インステップキックを蹴る時は、全身を使うことで強力なパワーとスピードを発揮します。
そこで、次にこうした点を解説します。

①強いインステップキックが蹴れない例

次の動画をご覧いただくと分かりますが、この方の蹴り方はインパクトの瞬間に左腕が曲がっています。

これは何を意味するのか?というと、上半身の筋肉やバネ作用を使わずに足の力だけで蹴っているということです。
せめて左腕を水平くらいにまで伸ばせば、大胸筋や腹斜筋を使った強いインステップキックが蹴れるはずです。

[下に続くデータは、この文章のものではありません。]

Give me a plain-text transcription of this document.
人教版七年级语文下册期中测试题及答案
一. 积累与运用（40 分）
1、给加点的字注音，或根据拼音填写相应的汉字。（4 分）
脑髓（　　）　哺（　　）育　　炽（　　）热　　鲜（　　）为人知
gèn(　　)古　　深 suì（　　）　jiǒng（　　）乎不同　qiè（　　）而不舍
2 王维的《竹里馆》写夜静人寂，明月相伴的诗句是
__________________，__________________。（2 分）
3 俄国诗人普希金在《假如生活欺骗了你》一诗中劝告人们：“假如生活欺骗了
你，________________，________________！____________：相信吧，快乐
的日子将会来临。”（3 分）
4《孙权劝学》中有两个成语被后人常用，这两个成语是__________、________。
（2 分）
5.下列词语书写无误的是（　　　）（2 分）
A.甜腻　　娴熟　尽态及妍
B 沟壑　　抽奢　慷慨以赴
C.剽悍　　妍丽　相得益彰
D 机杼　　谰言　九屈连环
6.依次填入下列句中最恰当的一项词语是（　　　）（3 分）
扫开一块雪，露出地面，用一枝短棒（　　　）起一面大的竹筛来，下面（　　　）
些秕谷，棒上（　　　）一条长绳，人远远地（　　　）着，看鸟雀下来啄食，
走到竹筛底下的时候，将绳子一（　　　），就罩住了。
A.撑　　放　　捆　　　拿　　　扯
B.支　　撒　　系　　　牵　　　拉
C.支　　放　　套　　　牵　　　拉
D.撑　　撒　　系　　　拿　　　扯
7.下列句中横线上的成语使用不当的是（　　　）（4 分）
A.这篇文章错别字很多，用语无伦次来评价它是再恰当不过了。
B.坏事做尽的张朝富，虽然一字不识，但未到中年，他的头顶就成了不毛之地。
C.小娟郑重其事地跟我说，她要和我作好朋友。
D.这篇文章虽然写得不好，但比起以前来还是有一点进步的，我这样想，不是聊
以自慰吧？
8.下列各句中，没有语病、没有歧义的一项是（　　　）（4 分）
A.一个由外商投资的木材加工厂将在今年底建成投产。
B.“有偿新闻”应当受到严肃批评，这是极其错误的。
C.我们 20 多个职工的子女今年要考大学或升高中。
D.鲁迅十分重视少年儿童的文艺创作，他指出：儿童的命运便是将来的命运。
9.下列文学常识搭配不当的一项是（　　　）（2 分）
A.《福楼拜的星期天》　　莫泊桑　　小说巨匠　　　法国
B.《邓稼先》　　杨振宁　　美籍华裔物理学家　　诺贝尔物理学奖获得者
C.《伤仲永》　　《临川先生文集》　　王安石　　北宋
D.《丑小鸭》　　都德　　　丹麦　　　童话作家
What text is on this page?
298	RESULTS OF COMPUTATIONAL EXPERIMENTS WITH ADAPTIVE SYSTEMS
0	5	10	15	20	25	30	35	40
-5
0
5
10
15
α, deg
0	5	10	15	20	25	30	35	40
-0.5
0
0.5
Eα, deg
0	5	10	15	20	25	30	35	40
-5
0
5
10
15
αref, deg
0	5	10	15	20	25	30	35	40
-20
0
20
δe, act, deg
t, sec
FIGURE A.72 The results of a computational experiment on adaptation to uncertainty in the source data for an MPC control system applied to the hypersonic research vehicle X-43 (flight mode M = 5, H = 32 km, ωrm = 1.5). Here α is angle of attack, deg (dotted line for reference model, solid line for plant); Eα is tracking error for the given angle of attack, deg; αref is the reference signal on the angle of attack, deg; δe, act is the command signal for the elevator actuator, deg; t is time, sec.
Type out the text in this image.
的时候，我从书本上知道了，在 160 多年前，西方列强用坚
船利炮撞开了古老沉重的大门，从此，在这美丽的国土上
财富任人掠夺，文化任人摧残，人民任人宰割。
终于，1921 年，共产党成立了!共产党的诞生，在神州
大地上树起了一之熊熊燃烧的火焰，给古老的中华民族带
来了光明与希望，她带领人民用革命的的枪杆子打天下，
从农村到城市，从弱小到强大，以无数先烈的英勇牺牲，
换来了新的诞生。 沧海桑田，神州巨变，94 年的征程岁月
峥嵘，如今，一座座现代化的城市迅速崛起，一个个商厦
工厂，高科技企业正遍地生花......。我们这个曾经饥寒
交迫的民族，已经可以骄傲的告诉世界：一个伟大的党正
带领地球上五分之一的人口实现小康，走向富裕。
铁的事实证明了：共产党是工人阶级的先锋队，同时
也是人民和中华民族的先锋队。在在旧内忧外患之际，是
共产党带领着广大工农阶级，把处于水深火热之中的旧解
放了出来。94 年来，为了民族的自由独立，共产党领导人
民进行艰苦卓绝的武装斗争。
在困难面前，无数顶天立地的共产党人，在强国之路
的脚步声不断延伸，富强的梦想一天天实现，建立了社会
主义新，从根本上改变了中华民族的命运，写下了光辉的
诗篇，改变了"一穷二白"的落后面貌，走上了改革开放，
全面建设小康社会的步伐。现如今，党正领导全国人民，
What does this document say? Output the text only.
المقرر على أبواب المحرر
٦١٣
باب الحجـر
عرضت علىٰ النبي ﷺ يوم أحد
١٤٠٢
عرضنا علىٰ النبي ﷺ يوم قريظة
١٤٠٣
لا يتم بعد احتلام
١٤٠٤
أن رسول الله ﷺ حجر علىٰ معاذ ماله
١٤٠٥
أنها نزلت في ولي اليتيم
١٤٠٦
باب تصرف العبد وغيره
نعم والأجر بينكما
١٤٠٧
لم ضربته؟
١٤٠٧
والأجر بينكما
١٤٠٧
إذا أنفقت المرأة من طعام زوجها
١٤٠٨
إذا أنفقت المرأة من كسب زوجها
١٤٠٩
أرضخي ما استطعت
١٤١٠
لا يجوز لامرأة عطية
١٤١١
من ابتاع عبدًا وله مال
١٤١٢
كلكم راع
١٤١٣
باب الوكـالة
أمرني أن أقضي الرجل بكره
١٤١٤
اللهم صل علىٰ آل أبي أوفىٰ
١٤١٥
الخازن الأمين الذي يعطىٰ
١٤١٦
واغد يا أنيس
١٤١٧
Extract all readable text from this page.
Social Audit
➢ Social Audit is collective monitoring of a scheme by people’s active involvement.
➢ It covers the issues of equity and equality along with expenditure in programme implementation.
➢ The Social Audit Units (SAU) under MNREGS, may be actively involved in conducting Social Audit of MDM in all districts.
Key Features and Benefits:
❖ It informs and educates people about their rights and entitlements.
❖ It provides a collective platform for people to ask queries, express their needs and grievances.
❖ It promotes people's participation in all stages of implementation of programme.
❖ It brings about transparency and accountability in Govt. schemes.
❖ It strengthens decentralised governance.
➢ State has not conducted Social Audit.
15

ところが蹴る時に上半身を使わないと、この部分が単なる重りのようになるだけです。
この場合、ヒトの体重比は6対4で上半身の方が重たいです。
そうすると上半身を使わないキックは、まるで重たい荷物を背負っているようなものです。
やはり、全身を使わないと強いインステップキックは蹴れません。

②全身を使った強いインステップキックの蹴り方

次の画像は「とも」のインステップキックのフォームです。

全身を使った強いインステップキック

バックスイングを大きくするのは、上腕筋から腸腰筋までの筋肉と背骨を伸ばすためです。
フォロースルーでは、先ほどの筋肉と背骨を縮めています。

こうした一連の動作は、筋肉の伸張反射と背骨のバネ作用を使っているということです。
また同時に足の重さと遠心力も使っています。

この蹴り方の秘訣は、全身をリラックすることです。
そうすることで、パワーとスピードを十分に発揮出来るのです。
さらに足の重さと遠心力が使えるようになると、自然と二軸動作が身に付きます。

やはりインステップキックは、全身を使って蹴ることで威力がアップするのです。
なお、これらの詳しいことは後ほど改めて解説します。

さて次は、いよいよインステップキックの蹴り方になります。
そこで、足の当てる場所、助走、キックフォーム、強く蹴る方法などについて順に詳しく解説します。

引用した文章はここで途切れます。